The rights may be exercised to subscribe for the new shares from 27 April to 15 May 2009, and will trade on Italian Stock Exchange from 27 April to 8 May 2009.
Underwriting for the Rigths Offering
On 12 February 2009, Eni gave an irrevocable undertaking to exercise all the rights attaching to the Snam Rete Gas shares it held on 12 February 2009, (equal to 50.03% of the outstanding ordinary shares and to 55.58% of the share capital excluding Snam’s Treasury Shares) thus committing to subscribe for the portion of the share capital increase for which it is entitled to subscribe.
The rights offering will be supported by the underwriting commitment, for shares other than those to be subscribed for by ENI, by a syndicate coordinated and managed by Mediobanca, Morgan Stanley and UBS Investment Bank as Joint Global Coordinators and Joint Bookrunners, and including BNP Paribas, Credit Suisse, Merrill Lynch International and UniCredit Group as Co-Bookrunners, in relation to which an underwriting contract has been signed today.
Lazard has acted as financial advisor to Snam Rete Gas in connection with the determination of the price and conditions of the rights offering.
These materials do not constitute or form part of an offer to sell or the solicitation of an offer to buy the securities discussed herein.

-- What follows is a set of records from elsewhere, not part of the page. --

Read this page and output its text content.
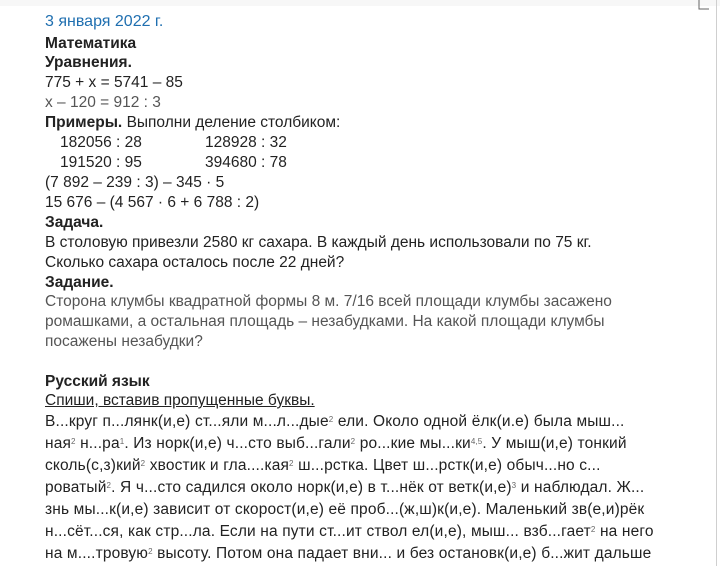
3 января 2022 г.
Математика
Уравнения.
775 + x = 5741 – 85
x – 120 = 912 : 3
Примеры. Выполни деление столбиком:
182056 : 28	128928 : 32
191520 : 95	394680 : 78
(7 892 – 239 : 3) – 345 · 5
15 676 – (4 567 · 6 + 6 788 : 2)
Задача.
В столовую привезли 2580 кг сахара. В каждый день использовали по 75 кг.
Сколько сахара осталось после 22 дней?
Задание.
Сторона клумбы квадратной формы 8 м. 7/16 всей площади клумбы засажено
ромашками, а остальная площадь – незабудками. На какой площади клумбы
посажены незабудки?
Русский язык
Спиши, вставив пропущенные буквы.
В...круг п...лянк(и,е) ст...яли м...л...дые$^2$ ели. Около одной ёлк(и.е) была мыш...
ная$^2$ $н...ра^1$. Из норк(и,е) ч...сто выб...гали$^2$ ро...кие мы...ки$^{4,5}$. У мыш(и,е) тонкий
сколь(с,з)кий$^2$ хвостик и гла....кая$^2$ ш...рстка. Цвет ш...рстк(и,е) обыч...но с...
роватый$^2$. Я ч...сто садился около норк(и,е) в т...нёк от $ветк(и,е)^3$ и наблюдал. Ж...
знь мы...к(и,е) зависит от скорост(и,е) её проб...(ж,ш)к(и,е). Маленький зв(е,и)рёк
н...сёт...ся, как стр...ла. Если на пути ст...ит ствол ел(и,е), мыш... взб...гает$^2$ на него
на м....тровую$^2$ высоту. Потом она падает вни... и без остановк(и,е) б...жит дальше
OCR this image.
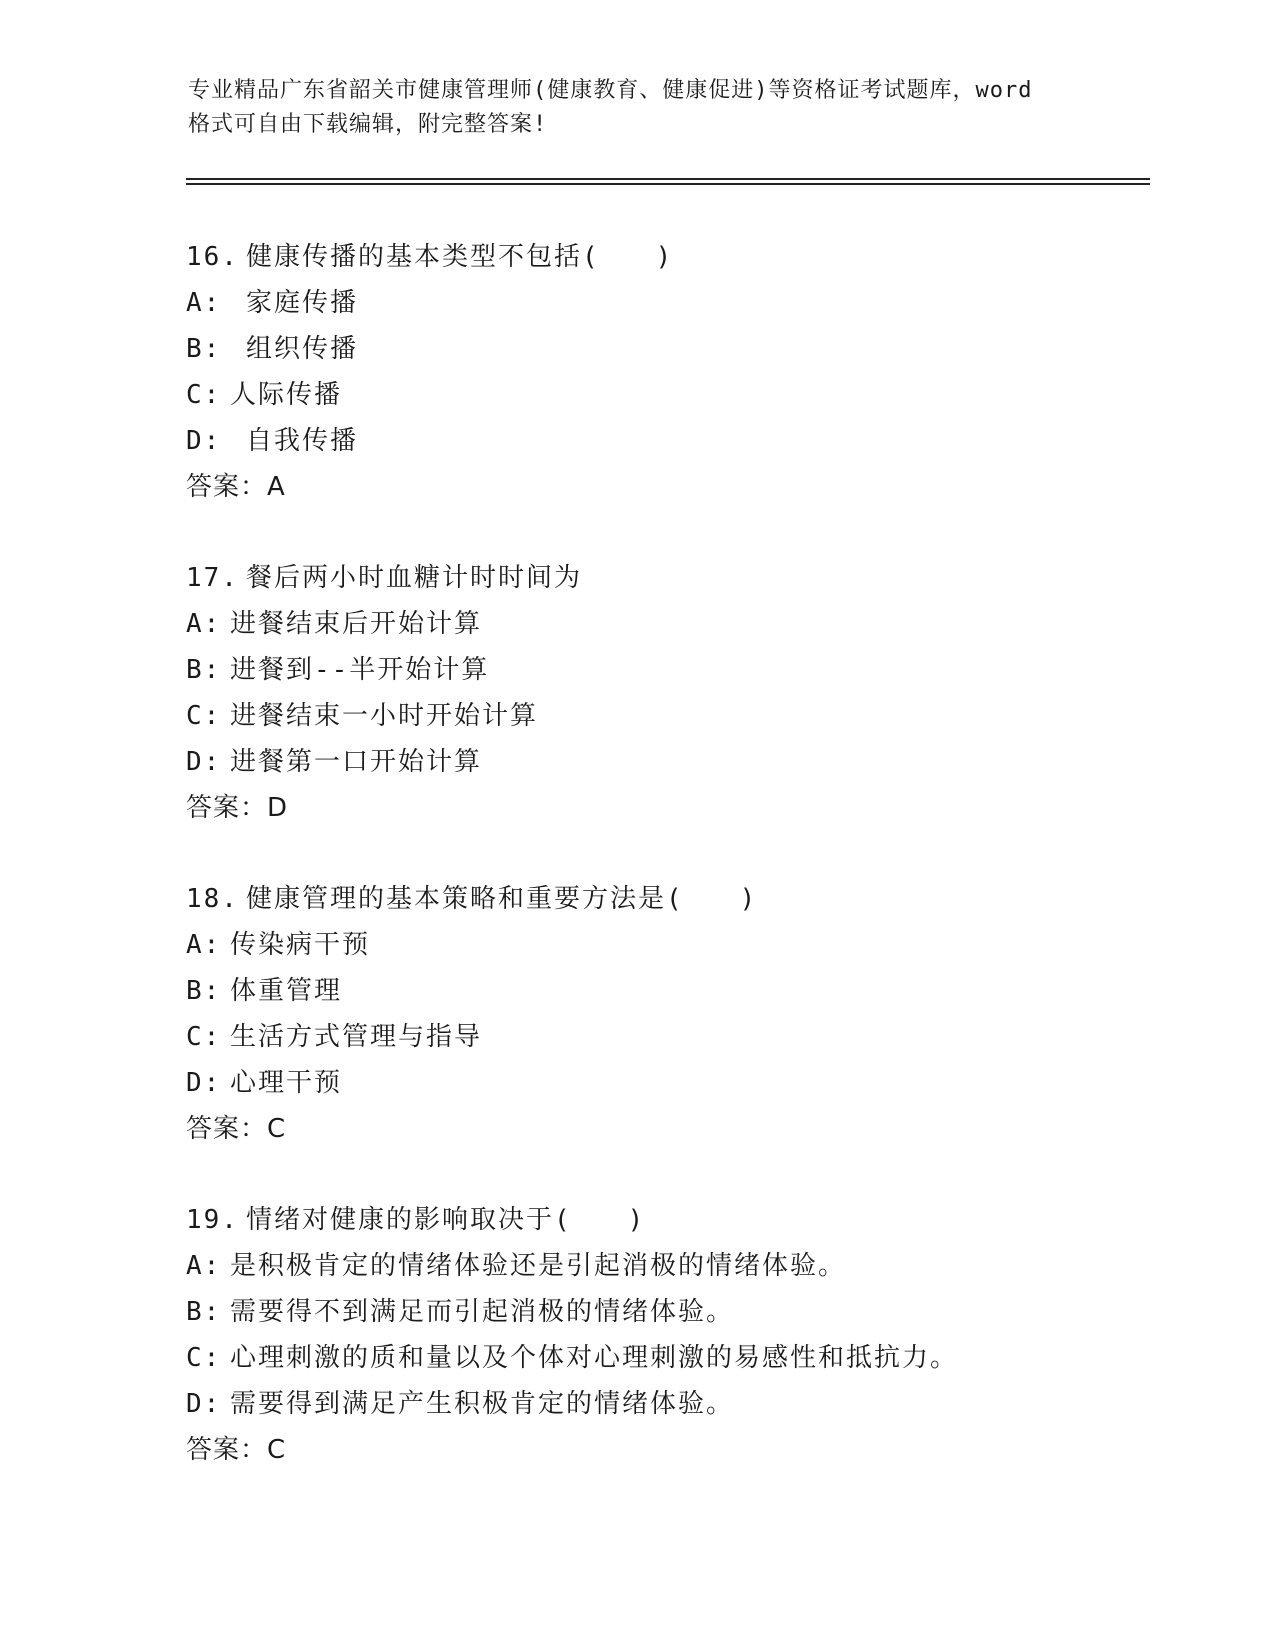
专业精品广东省韶关市健康管理师(健康教育、健康促进)等资格证考试题库，word
格式可自由下载编辑，附完整答案!
16. 健康传播的基本类型不包括(　　)
A: 家庭传播
B: 组织传播
C: 人际传播
D: 自我传播
答案：A
17. 餐后两小时血糖计时时间为
A: 进餐结束后开始计算
B: 进餐到--半开始计算
C: 进餐结束一小时开始计算
D: 进餐第一口开始计算
答案：D
18. 健康管理的基本策略和重要方法是(　　)
A: 传染病干预
B: 体重管理
C: 生活方式管理与指导
D: 心理干预
答案：C
19. 情绪对健康的影响取决于(　　)
A: 是积极肯定的情绪体验还是引起消极的情绪体验。
B: 需要得不到满足而引起消极的情绪体验。
C: 心理刺激的质和量以及个体对心理刺激的易感性和抵抗力。
D: 需要得到满足产生积极肯定的情绪体验。
答案：C
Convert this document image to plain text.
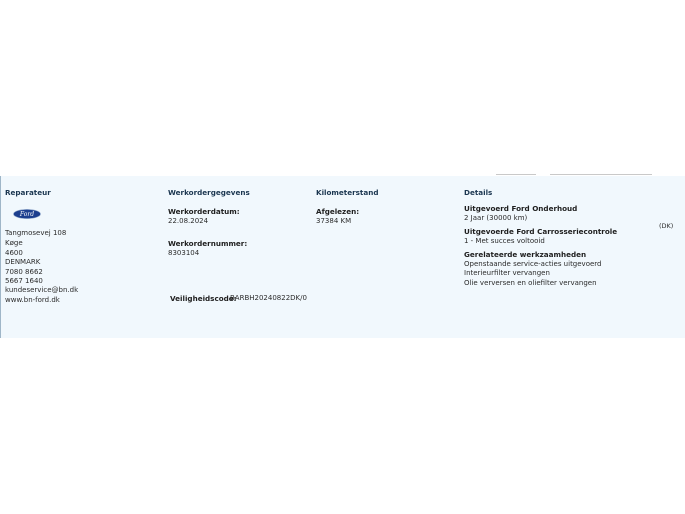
Reparateur
Ford
Tangmosevej 108
Køge
4600
DENMARK
7080 8662
5667 1640
kundeservice@bn.dk
www.bn-ford.dk
Werkordergegevens
Werkorderdatum:
22.08.2024
Werkordernummer:
8303104
Veiligheidscode:
BARBH20240822DK/0
Kilometerstand
Afgelezen:
37384 KM
Details
Uitgevoerd Ford Onderhoud
2 Jaar (30000 km)
(DK)
Uitgevoerde Ford Carrosseriecontrole
1 - Met succes voltooid
Gerelateerde werkzaamheden
Openstaande service-acties uitgevoerd
Interieurfilter vervangen
Olie verversen en oliefilter vervangen
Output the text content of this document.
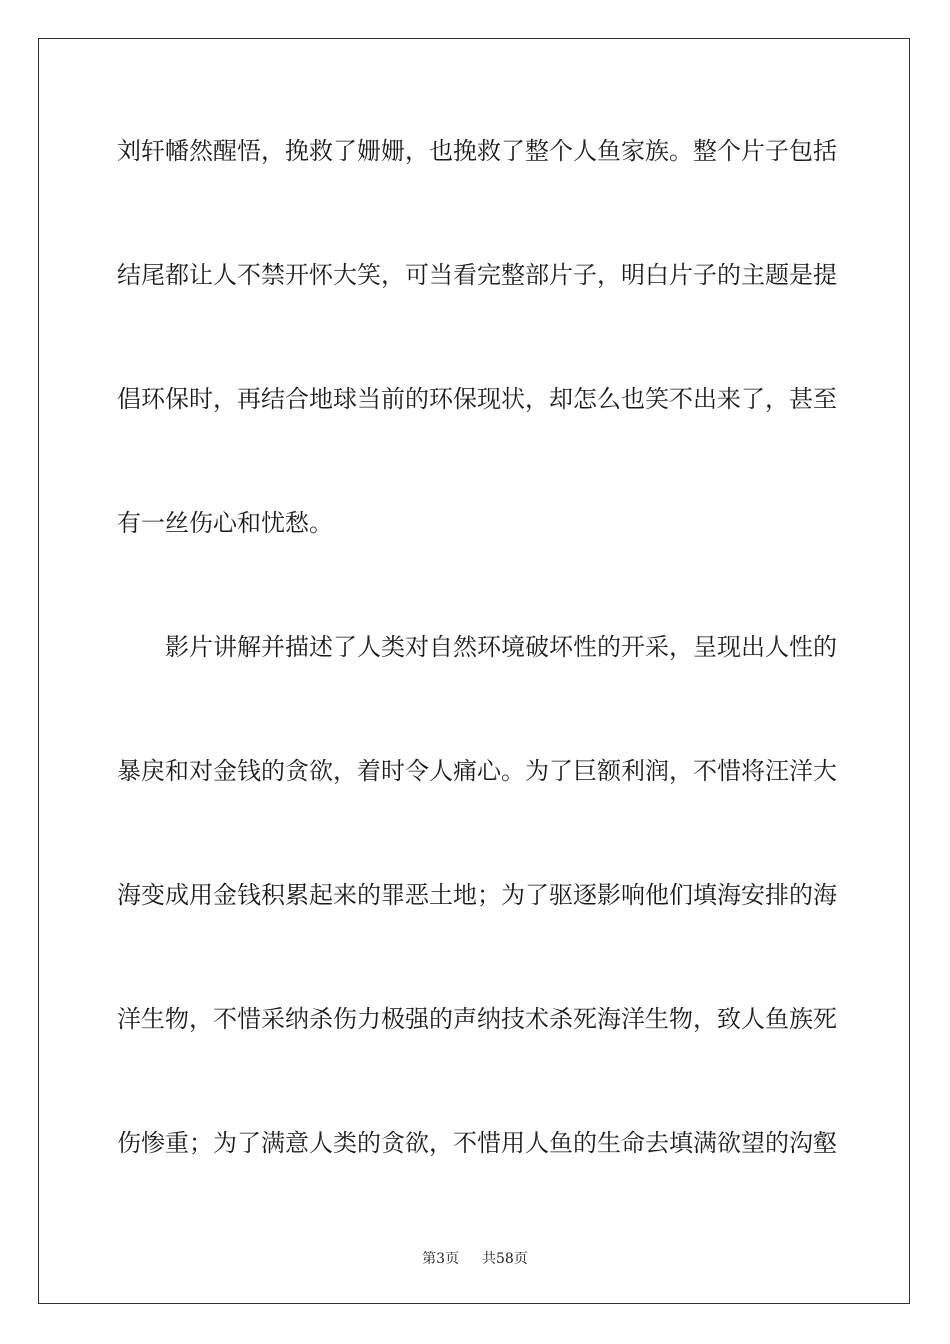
刘轩幡然醒悟，挽救了姗姗，也挽救了整个人鱼家族。整个片子包括
结尾都让人不禁开怀大笑，可当看完整部片子，明白片子的主题是提
倡环保时，再结合地球当前的环保现状，却怎么也笑不出来了，甚至
有一丝伤心和忧愁。
影片讲解并描述了人类对自然环境破坏性的开采，呈现出人性的
暴戾和对金钱的贪欲，着时令人痛心。为了巨额利润，不惜将汪洋大
海变成用金钱积累起来的罪恶土地；为了驱逐影响他们填海安排的海
洋生物，不惜采纳杀伤力极强的声纳技术杀死海洋生物，致人鱼族死
伤惨重；为了满意人类的贪欲，不惜用人鱼的生命去填满欲望的沟壑
第3页 共58页
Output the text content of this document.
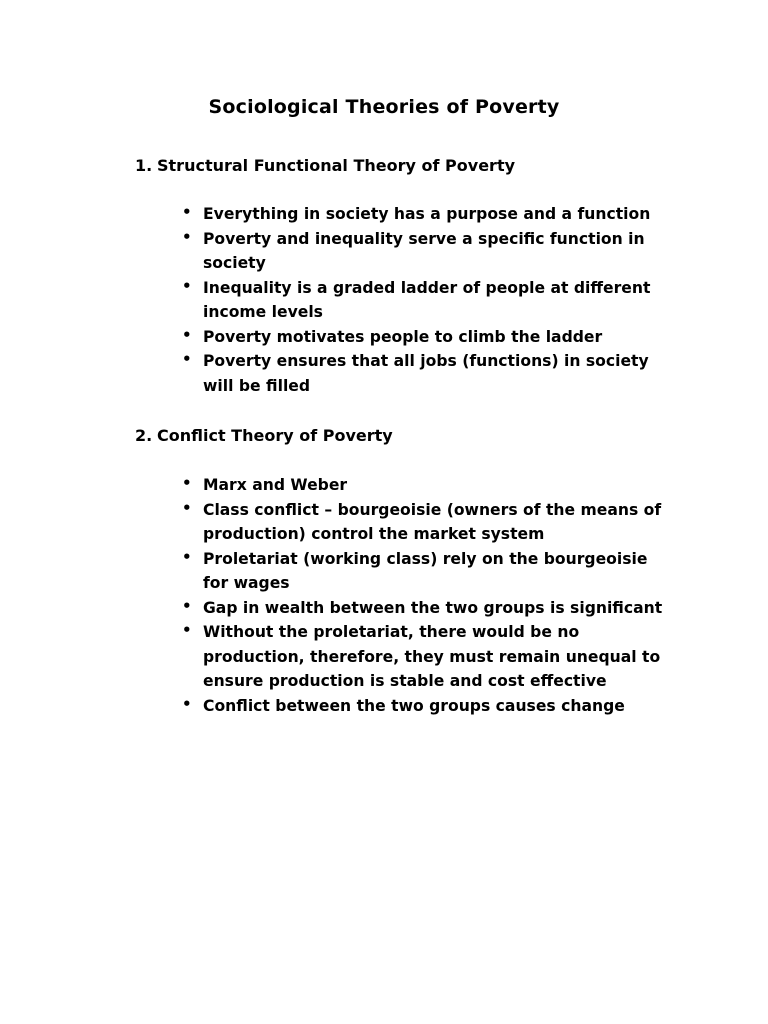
Sociological Theories of Poverty
1. Structural Functional Theory of Poverty
• Everything in society has a purpose and a function
• Poverty and inequality serve a specific function in society
• Inequality is a graded ladder of people at different income levels
• Poverty motivates people to climb the ladder
• Poverty ensures that all jobs (functions) in society will be filled
2. Conflict Theory of Poverty
• Marx and Weber
• Class conflict – bourgeoisie (owners of the means of production) control the market system
• Proletariat (working class) rely on the bourgeoisie for wages
• Gap in wealth between the two groups is significant
• Without the proletariat, there would be no production, therefore, they must remain unequal to ensure production is stable and cost effective
• Conflict between the two groups causes change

It may be unlawful to distribute these materials in certain jurisdictions. These written materials are not for distribution in the United States, Australia or Japan and the information contained herein does not constitute an offer of securities for sale in the United States, Australia or Japan. The securities mentioned herein have not been, and will not be, registered under the US Securities Act of 1933, as amended (the "Securities Act"), and may not be offered or sold in the United States absent registration or an exemption from the registration requirements of the Securities Act. There will be no public offer of the securities in the United States.
This document is for distribution only to persons who (i) have professional experience in matters relating to investments falling within Article 19(5) of the Financial Services and Markets Act 2000 (Financial Promotion) Order 2005 (as amended, the "Financial Promotion Order"), (ii) are persons falling with Article 49(2)(a) to (d) ("high net worth companies, unincorporated associations etc") of the Financial Promotion Order, (iii) are outside the United Kingdom, or (iv) are persons to whom an invitation or inducement to engage in investment activity (within the meaning of section 21 of the Financial Services and Markets Act 2000) in connection with the issue or sale of any Securities may otherwise lawfully be communicated or caused to be communicated (all such persons together being referred to as "relevant persons"). This document must not be acted on or relied on by other persons in the United Kingdom. This document is directed only at relevant persons and must not be acted on or relied on by persons who are not relevant persons. Any investment or investment activity to which this document relates is available only to relevant persons and will be engaged in only with relevant persons.
Snam Rete Gas Investor Relations
Tel +39.02.520.67272 - Fax: +39.02.520.67650
Snam Rete Gas External Relations
Tel. +39 02 520.67691 - Fax +39.02.520.69227
Eni Press Office
Tel +39 02.52031875 – +39 06.5982398
Snam Rete Gas is a leader in the transportation and dispatching of natural gas in Italy. The company has more than 60 years of experience in planning, developing and running infrastructure in the sector. Snam Rete Gas currently operates over 31,000 kilometres of pipeline network, 11 compression plants, 8 supervisory districts and 55 maintenance hubs. Snam Rete Gas is the only Italian company that regassifies Liquefied Natural Gas. In 2008 it transported more than 85 billion cubic metres of gas on behalf of approximately 73 shippers. It has been listed on the Milan stock exchange since December 2001 and its current market capitalisation is around €8 billion.